Murphy v. Dominy

Annotate this Case

211 Ga. 70 (1954)

84 S.E.2d 193

MURPHY v. DOMINY, Director, Department of Public Safety.

18710.

Supreme Court of Georgia.

Submitted September 17, 1954.

Decided October 11, 1954.

*71 James H. Dodgen, for plaintiff in error. Eugene Cook, Attorney-General, Hamilton Stephens, Assistant Attorney-General, contra.

ALMAND, Justice.

This was a petition for a mandamus absolute brought by Walter C. Murphy against W. C. Dominy, Director of Public Safety, to require the defendant to turn over to the plaintiff his license to drive an automobile. The case was submitted to the trial court without the intervention of a jury on the facts alleged in the petition and the response. In substance, they were: On October 8, 1953, upon the plaintiff's plea of guilty to the offense of operating a motor vehicle while under the influence of intoxicating liquor, the judge of the Criminal Court of Fulton County imposed a fine of $350 or service of 12 months upon the public works, and suspended petitioner's license to drive an automobile for a term of 6 months. Copies of the plea of guilty, sentence, and driver's license were transmitted to the Department of Public Safety. The 6 months having expired from the date of the judgment suspending the license, the petitioner made demand on the defendant director to send him his driver's license, and such demand was refused on the ground that on October 26, 1953, the Department of Public Safety revoked his license for a period of 3 years, in accordance with section 7-A of the Motor Vehicle Safety Responsibility Act approved February 21, 1951 (Ga. L. 1951, pp. 565, 571; Code, Ann. Supp., § 92A-608). The petitioner has never qualified for reinstatement of his license as provided for under that act. The contention of the petitioner was that the court in its sentence in the criminal case having suspended his driver's license for 6 months, the defendant director was without power or right to withhold his license for any time exceeding 6 months from the date of his conviction; and that he is being deprived of his property rights in violation of art. I, sec. II, par. III, of the Constitution of Georgia, which provides that no person shall be deprived of his property without due process of law. The court entered an order denying the prayer for a mandamus absolute, and the petitioner excepted.

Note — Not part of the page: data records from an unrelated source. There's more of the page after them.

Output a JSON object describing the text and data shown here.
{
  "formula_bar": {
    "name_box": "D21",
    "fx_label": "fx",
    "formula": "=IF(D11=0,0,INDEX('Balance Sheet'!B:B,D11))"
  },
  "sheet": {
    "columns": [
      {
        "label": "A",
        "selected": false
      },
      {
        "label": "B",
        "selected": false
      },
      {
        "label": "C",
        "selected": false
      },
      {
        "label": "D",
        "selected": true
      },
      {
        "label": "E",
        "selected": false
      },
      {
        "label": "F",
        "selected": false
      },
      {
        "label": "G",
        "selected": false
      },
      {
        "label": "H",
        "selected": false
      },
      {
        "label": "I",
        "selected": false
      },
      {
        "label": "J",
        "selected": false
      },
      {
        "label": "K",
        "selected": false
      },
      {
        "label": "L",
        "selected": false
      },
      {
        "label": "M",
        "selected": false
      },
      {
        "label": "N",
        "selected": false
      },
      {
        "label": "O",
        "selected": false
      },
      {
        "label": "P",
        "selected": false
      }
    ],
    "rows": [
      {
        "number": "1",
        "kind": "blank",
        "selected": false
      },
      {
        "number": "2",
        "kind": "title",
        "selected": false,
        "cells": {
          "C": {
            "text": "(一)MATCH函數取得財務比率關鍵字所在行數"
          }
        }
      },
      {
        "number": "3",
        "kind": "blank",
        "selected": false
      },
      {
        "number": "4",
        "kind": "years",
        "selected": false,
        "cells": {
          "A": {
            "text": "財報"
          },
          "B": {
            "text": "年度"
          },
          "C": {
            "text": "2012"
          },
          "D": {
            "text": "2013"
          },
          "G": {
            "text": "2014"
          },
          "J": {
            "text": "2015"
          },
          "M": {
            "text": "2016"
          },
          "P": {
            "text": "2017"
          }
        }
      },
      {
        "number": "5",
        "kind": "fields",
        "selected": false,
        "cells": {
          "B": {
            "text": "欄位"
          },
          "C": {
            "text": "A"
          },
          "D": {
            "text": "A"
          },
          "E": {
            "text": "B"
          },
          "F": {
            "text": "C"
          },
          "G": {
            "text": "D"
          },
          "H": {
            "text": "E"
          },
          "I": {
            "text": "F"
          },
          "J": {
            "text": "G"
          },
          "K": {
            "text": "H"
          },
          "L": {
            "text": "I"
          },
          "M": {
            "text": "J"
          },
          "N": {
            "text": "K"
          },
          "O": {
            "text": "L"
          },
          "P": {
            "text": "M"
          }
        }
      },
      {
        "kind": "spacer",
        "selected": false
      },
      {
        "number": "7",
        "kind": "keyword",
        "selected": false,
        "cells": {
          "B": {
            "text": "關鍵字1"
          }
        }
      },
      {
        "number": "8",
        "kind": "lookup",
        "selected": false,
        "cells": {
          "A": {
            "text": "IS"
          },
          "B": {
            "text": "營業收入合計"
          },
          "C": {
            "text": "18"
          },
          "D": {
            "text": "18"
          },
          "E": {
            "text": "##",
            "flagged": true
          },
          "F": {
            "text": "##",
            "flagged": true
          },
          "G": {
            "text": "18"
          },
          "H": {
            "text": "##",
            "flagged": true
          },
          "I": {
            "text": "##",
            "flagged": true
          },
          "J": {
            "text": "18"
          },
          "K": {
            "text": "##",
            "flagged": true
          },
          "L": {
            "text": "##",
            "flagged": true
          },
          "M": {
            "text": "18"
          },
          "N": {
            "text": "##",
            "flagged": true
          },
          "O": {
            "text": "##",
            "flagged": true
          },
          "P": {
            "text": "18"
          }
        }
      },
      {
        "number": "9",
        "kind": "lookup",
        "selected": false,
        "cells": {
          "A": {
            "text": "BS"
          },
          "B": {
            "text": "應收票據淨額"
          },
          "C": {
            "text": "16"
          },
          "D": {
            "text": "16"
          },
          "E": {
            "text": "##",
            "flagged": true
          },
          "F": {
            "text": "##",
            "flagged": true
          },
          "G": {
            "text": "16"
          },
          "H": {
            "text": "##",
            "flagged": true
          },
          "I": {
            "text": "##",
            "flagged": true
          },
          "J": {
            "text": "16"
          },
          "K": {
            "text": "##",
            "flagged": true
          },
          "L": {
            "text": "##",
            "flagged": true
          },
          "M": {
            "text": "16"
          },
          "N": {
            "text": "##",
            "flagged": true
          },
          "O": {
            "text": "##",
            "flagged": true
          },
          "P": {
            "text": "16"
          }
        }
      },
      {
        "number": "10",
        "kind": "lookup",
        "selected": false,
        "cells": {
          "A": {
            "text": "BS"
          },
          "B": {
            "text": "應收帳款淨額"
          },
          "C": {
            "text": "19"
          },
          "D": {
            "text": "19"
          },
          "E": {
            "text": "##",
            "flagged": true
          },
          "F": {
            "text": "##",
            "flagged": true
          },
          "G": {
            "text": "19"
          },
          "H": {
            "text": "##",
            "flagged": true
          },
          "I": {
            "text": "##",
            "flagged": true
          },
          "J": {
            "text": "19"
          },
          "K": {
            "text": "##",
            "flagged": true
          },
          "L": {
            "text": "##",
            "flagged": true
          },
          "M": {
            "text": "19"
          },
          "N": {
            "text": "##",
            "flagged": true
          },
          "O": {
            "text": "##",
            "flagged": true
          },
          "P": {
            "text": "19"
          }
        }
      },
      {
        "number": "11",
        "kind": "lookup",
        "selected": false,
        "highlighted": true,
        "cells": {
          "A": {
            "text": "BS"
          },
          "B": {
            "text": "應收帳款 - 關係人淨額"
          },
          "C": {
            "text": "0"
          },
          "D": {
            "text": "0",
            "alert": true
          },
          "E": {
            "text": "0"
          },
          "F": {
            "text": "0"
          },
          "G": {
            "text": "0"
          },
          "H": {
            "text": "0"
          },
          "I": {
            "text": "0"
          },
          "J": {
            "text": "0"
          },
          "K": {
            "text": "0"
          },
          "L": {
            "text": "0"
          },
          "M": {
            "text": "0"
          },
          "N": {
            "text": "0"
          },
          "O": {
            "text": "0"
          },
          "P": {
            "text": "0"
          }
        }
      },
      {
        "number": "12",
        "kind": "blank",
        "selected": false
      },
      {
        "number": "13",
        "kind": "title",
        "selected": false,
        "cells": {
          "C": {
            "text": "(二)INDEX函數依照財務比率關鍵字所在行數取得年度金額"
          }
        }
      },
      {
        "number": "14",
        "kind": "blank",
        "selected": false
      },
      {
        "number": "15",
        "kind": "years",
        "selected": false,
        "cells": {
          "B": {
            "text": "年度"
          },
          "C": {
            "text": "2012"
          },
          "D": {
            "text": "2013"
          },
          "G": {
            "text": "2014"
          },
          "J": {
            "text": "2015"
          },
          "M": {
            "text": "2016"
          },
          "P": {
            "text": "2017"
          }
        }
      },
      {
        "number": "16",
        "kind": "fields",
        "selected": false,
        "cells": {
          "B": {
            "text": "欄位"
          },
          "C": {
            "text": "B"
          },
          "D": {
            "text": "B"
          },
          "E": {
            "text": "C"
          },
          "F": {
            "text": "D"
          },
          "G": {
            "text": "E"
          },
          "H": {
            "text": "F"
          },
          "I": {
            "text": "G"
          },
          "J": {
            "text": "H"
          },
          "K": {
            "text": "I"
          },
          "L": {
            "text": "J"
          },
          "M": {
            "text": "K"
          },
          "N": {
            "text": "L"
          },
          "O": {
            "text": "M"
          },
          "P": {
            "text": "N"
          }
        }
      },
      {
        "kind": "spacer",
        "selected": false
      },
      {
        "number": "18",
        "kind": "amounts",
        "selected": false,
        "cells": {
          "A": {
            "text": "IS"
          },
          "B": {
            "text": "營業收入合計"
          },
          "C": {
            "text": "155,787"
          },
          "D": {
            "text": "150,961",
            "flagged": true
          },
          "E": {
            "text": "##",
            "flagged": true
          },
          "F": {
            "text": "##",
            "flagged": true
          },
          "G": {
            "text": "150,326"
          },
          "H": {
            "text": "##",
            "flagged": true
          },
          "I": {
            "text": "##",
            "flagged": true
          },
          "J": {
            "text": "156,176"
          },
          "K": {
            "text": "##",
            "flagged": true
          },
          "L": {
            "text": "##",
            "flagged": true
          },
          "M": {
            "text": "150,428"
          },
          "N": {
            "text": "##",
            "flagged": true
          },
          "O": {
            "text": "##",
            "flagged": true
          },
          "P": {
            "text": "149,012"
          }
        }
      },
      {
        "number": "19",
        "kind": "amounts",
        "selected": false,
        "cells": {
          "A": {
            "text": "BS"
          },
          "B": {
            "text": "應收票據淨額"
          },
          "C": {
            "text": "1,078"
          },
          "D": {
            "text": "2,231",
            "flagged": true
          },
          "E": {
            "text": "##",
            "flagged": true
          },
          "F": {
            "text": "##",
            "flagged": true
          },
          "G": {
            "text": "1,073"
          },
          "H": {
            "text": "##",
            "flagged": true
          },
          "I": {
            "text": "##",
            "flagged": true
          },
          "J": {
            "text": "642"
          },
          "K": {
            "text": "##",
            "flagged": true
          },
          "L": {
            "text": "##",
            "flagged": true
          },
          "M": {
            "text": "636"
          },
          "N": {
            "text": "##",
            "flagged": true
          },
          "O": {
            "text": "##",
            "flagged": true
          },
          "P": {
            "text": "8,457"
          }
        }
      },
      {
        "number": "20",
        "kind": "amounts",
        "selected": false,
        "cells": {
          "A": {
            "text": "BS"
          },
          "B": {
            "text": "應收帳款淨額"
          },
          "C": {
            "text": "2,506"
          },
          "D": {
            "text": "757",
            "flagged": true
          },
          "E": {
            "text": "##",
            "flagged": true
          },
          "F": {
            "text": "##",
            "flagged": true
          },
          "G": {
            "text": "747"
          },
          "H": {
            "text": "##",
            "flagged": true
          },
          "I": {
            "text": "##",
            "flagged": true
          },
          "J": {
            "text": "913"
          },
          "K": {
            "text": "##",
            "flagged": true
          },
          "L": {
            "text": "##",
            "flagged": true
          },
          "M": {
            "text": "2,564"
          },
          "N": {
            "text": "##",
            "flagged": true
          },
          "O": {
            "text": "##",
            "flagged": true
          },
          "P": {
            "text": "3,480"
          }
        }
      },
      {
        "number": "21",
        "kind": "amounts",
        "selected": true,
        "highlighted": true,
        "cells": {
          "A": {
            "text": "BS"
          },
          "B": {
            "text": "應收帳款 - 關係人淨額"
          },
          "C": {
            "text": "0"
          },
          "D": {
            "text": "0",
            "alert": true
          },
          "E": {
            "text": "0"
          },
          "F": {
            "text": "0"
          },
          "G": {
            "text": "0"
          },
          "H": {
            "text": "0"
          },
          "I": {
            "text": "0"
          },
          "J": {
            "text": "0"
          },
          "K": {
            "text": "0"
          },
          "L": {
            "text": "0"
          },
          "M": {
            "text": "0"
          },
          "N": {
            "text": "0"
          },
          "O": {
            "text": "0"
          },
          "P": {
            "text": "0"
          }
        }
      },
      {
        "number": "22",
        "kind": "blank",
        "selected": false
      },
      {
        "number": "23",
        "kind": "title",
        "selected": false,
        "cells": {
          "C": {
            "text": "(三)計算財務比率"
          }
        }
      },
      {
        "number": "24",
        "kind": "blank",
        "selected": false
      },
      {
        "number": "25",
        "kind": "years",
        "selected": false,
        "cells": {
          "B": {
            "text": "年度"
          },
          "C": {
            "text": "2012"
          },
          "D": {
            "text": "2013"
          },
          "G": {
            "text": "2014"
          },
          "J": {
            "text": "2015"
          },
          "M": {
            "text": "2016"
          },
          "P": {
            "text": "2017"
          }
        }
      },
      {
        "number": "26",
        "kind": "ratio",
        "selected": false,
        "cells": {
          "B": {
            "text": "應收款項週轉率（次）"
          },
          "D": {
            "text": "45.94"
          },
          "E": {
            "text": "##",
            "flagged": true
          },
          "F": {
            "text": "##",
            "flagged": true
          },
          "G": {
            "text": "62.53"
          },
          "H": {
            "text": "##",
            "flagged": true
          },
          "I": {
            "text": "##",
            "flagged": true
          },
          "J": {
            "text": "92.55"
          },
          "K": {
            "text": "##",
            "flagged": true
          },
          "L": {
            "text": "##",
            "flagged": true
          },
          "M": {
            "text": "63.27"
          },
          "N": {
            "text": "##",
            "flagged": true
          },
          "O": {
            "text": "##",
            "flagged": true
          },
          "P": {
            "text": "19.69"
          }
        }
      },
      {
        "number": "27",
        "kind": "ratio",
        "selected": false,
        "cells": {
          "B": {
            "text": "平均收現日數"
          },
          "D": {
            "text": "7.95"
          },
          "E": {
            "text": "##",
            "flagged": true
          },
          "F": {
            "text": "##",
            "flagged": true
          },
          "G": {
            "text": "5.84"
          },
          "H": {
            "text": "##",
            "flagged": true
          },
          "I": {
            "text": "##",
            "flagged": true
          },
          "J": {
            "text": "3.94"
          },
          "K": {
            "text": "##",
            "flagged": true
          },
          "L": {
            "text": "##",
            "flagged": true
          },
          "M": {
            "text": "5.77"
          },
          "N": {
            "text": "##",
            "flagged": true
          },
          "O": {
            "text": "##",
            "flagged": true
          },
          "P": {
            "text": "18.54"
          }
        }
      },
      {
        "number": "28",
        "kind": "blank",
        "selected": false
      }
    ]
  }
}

The Motor Vehicle Safety Responsibility Act of 1951 states *72 in its caption that the act is one "to provide for the giving of security by owners and operators of motor vehicles." Section 2 provides that the Director of Public Safety shall administer the provisions of the act, "and may make rules and regulations necessary for its administration and shall provide for hearings upon request of persons aggrieved by orders or acts of the Director under the provisions of this Act." Code (Ann. Supp.) § 92A-602. Section 7-A (Code, Ann. Supp., § 92A-608) provides that, upon the conviction by a court of competent jurisdiction of the holder of a driver's license of driving a motor vehicle under the influence of intoxicating liquor, "it shall be mandatory upon the Director to revoke such . . . license for a period of" 3 years. This section further provides that, after the expiration of 60 days from the date of conviction, the Director shall reinstate the driver's license only in the event he has qualified as a self-in-surer, or produces evidence that he has obtained a policy of liability insurance, or a surety bond, and if the Director is convinced that said licensee does not have the above described financial coverage at any time during a period of 3 years following his conviction, it shall be the duty of the Director to immediately revoke the license of the operator involved.

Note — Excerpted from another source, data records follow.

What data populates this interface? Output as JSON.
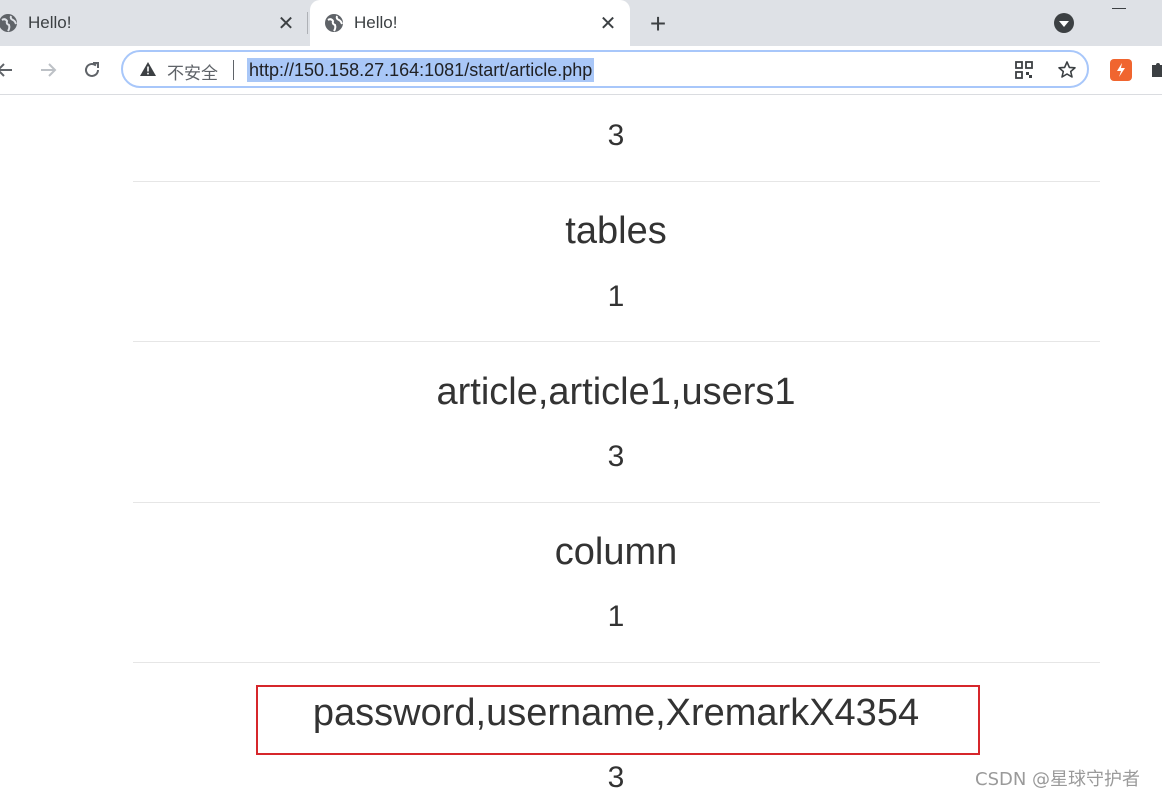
{
  "tabs": [
    {
      "title": "Hello!",
      "active": false
    },
    {
      "title": "Hello!",
      "active": true
    }
  ],
  "toolbar": {
    "security_label": "不安全",
    "url": "http://150.158.27.164:1081/start/article.php"
  },
  "page": {
    "top_value": "3",
    "sections": [
      {
        "title": "tables",
        "value": "1"
      },
      {
        "title": "article,article1,users1",
        "value": "3"
      },
      {
        "title": "column",
        "value": "1"
      },
      {
        "title": "password,username,XremarkX4354",
        "value": "3"
      }
    ]
  },
  "watermark": "CSDN @星球守护者",
  "colors": {
    "highlight_border": "#d6262b",
    "url_selection": "#a9c7f7",
    "omnibox_focus": "#a8c7fa",
    "extension_orange": "#f0652f"
  }
}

The plaintiff contends that, in view of section 7 of the act of 1951 (Ga. L. 1951, pp. 598, 603; Code, Ann. Supp., § 92A-9908), and Code (Ann. Supp.) § 92A-608, supra, the Director of Public Safety is without power or authority to revoke a driver's license upon conviction for driving an automobile while under the influence of intoxicating liquor. Code (Ann. Supp.) § 92A-9908, supra, provides that, upon the conviction, in any court of competent jurisdiction, of one licensed for the operation of an automobile of the offense of driving while intoxicated, the court trying the case has jurisdiction and authority to cancel or suspend the license for such time and upon such conditions as it may deem proper, and imposes upon the clerk of such court the duty of transmitting a copy of the judgment to the Department of Public Safety. The plaintiff contends that it was the intention of the legislature to give to the courts exclusive jurisdiction of suspended drivers' licenses, and that the suspension for 6 months in this case was a part of the sentence in the trial court, and that the provisions of Code (Ann. Supp.) § 92A-608 that, upon conviction *73 of an operator by a court of competent jurisdiction of the offense of driving a motor vehicle while intoxicated, "it shall be mandatory upon the Director to revoke said . . . license for a period of" 3 years has no application in such a situation.

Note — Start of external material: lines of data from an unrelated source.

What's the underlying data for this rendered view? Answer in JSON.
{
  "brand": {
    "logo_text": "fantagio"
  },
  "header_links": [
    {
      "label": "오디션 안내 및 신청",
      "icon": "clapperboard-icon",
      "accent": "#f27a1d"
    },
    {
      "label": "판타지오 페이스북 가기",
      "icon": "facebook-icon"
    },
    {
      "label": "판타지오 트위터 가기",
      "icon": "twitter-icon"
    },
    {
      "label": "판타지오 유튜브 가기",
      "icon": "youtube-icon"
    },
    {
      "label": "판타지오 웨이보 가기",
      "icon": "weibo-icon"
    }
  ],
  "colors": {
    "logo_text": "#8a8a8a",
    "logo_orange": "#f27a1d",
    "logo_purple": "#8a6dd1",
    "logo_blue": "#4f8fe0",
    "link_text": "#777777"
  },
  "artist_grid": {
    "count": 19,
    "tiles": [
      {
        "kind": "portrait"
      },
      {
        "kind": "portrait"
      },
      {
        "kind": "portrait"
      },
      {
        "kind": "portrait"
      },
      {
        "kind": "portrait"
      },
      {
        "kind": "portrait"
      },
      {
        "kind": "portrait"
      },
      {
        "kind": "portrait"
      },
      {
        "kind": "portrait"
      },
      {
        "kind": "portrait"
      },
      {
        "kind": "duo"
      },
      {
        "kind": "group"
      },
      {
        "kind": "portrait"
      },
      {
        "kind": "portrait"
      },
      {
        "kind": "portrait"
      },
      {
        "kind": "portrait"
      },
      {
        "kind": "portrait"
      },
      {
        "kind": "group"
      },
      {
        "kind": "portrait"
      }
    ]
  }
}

There is no merit in this contention. No attack is made upon the validity of the Motor Vehicle Safety Responsibility Act. The two acts have separate and distinct objectives. The object of the law which gives to the trial judge the right to suspend the license of a driver convicted of driving while intoxicated is to provide for the suspension of the license as part of the punishment for the violation of the law, while the Motor Vehicle Responsibility Law has for its purpose requiring the qualification of the license as a self-insurer, or the giving of a liability insurance policy or a surety bond, for the protection of the public from any loss or damage during a period of 3 years. One deals with the revocation of a privilege, and the other with a suspension of the privilege as a part of the punishment for violating the law. In the event of revocation by the Department of Public Safety, the Director, after 60 days from the date of conviction, is required to reinstate the driver's license upon the licensee showing that he has qualified as a self-insurer, or produces evidence to the Director that he has obtained a policy of liability insurance, or a surety bond.

It affirmatively appearing that the plaintiff has made no attempt to comply with section 7-A of the Motor Vehicle Safety Responsibility Act for the reinstatement of his license, and that his license has been lawfully revoked by the Department of Public Safety, and that there is a provision under section 2 of said act whereby the Director of Public Safety is authorized to administer the act, with the right for a hearing upon request of any person aggrieved by orders of the Director, the trial court was correct in holding that the plaintiff has not exhausted his remedies under the Motor Vehicle Safety Responsibility Act of 1951, and therefore it was not error to refuse a mandamus absolute.

Judgment affirmed. All the Justices concur.